La cita es en Mollet del Vallès, ciudad metropolitana de bandera socialista, y el candidato llega puntual. Al exalcalde de Vilassar de Dalt le esperan una treintena de militantes que quieren escuchar cuál es su propuesta para el futuro de ERC. Entre ellos, todo un ilustre como el exconseller Joan Manuel Tresserras. Godàs empieza por no rehuir lo evidente, que es que el suyo no es un perfil conocido ni dentro ni fuera del partido. Admite sin reparos que es un “hándicap”, pero asegura que lo compensará poniéndose “a disposición” de la organización desde el minuto uno. Si gana, no aspirará a ser el candidato a la presidencia de la Generalitat. Partido, partido y solo partido.

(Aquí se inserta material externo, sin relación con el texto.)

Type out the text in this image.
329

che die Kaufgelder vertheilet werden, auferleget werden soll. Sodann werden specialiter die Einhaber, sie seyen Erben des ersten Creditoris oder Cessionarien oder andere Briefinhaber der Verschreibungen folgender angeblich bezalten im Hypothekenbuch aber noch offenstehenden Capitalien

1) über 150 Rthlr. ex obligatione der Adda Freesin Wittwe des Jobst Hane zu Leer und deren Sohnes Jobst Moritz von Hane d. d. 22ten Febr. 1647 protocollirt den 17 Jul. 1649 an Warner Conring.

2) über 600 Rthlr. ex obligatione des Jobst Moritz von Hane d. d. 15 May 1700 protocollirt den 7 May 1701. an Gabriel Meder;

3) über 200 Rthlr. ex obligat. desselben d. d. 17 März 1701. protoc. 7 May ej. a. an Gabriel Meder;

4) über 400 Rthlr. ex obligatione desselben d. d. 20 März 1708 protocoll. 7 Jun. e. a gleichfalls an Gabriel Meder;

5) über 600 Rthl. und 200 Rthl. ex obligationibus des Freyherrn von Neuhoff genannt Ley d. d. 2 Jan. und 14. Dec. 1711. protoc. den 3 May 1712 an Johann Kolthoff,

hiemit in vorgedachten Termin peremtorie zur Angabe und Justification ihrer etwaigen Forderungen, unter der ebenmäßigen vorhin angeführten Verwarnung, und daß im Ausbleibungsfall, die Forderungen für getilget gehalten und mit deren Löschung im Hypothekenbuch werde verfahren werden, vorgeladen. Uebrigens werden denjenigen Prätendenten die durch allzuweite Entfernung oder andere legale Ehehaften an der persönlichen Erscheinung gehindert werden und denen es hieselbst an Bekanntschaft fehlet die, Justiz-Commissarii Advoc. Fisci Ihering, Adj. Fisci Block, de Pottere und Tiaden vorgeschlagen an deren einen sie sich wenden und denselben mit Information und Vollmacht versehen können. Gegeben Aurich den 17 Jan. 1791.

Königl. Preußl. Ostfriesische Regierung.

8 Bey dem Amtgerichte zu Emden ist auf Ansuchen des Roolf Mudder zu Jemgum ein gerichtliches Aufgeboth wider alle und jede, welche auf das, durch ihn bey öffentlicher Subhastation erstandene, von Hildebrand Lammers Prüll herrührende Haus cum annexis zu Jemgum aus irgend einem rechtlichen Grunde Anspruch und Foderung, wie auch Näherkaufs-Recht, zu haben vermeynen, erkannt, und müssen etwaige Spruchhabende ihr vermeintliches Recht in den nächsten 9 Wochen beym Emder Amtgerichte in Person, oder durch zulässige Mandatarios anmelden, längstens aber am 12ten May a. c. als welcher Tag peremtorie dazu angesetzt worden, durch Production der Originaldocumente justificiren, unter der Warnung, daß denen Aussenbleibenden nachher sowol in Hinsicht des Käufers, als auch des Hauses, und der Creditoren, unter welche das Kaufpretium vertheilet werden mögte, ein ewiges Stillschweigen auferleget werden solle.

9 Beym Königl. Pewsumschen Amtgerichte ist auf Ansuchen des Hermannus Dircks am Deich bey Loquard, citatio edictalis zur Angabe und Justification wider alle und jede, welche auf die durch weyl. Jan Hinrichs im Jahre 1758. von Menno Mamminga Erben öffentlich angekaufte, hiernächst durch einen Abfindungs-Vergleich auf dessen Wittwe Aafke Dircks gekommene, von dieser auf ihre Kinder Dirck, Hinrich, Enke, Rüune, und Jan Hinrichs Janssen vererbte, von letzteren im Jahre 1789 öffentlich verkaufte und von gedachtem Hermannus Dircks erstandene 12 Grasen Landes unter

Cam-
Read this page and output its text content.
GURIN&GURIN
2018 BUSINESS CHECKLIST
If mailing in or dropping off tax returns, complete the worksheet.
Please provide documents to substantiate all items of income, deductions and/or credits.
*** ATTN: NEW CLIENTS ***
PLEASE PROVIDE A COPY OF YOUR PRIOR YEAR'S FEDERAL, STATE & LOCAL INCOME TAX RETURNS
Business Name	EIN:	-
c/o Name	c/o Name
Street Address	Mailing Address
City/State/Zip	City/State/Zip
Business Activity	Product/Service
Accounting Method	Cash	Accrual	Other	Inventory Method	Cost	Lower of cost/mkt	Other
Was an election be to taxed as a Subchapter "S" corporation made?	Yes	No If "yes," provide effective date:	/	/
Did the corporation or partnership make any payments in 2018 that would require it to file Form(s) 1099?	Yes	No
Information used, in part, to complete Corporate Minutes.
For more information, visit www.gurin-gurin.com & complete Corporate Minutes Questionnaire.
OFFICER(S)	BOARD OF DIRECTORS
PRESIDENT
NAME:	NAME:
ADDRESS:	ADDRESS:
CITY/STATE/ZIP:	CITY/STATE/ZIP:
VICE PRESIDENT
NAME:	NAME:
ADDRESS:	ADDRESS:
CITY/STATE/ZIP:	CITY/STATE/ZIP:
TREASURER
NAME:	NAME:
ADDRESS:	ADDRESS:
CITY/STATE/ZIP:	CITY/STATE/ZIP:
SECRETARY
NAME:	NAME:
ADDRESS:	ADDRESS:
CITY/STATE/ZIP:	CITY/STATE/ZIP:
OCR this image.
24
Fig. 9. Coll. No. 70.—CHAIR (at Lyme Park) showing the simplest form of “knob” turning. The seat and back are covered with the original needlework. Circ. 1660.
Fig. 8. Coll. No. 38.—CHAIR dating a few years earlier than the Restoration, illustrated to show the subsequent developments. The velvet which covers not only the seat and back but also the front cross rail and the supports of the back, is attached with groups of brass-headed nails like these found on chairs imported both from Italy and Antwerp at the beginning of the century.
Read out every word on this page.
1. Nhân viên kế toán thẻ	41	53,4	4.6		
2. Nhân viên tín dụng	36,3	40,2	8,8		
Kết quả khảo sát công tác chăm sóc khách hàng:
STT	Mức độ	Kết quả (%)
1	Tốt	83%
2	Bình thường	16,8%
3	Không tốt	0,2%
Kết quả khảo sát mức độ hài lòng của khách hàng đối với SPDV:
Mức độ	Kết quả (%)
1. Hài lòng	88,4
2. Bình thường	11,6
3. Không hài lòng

No tarda en entrar en materia. Esquerra vive sacudida por el enfrentamiento entre Junqueras y Rovira. El tándem que gobernó ERC durante 13 años, ahora está en guerra. El último episodio, el embate que el exlíder lanzó el sábado contra su exnúmero dos. En Nova Esquerra Nacional no sentaron nada bien las palabras del expresidente pero, superado el estupor, creen haber encontrado la fórmula para sacarles provecho. Si Junqueras tensa la cuerda, Godàs se presenta como el candidato para destensarla. No menciona en ningún momento a Junqueras, pero se le entiende todo. “Tenemos que debatir con responsabilidad y voluntad constructiva”, dispara. Es lo que consideran que no está haciendo su oponente.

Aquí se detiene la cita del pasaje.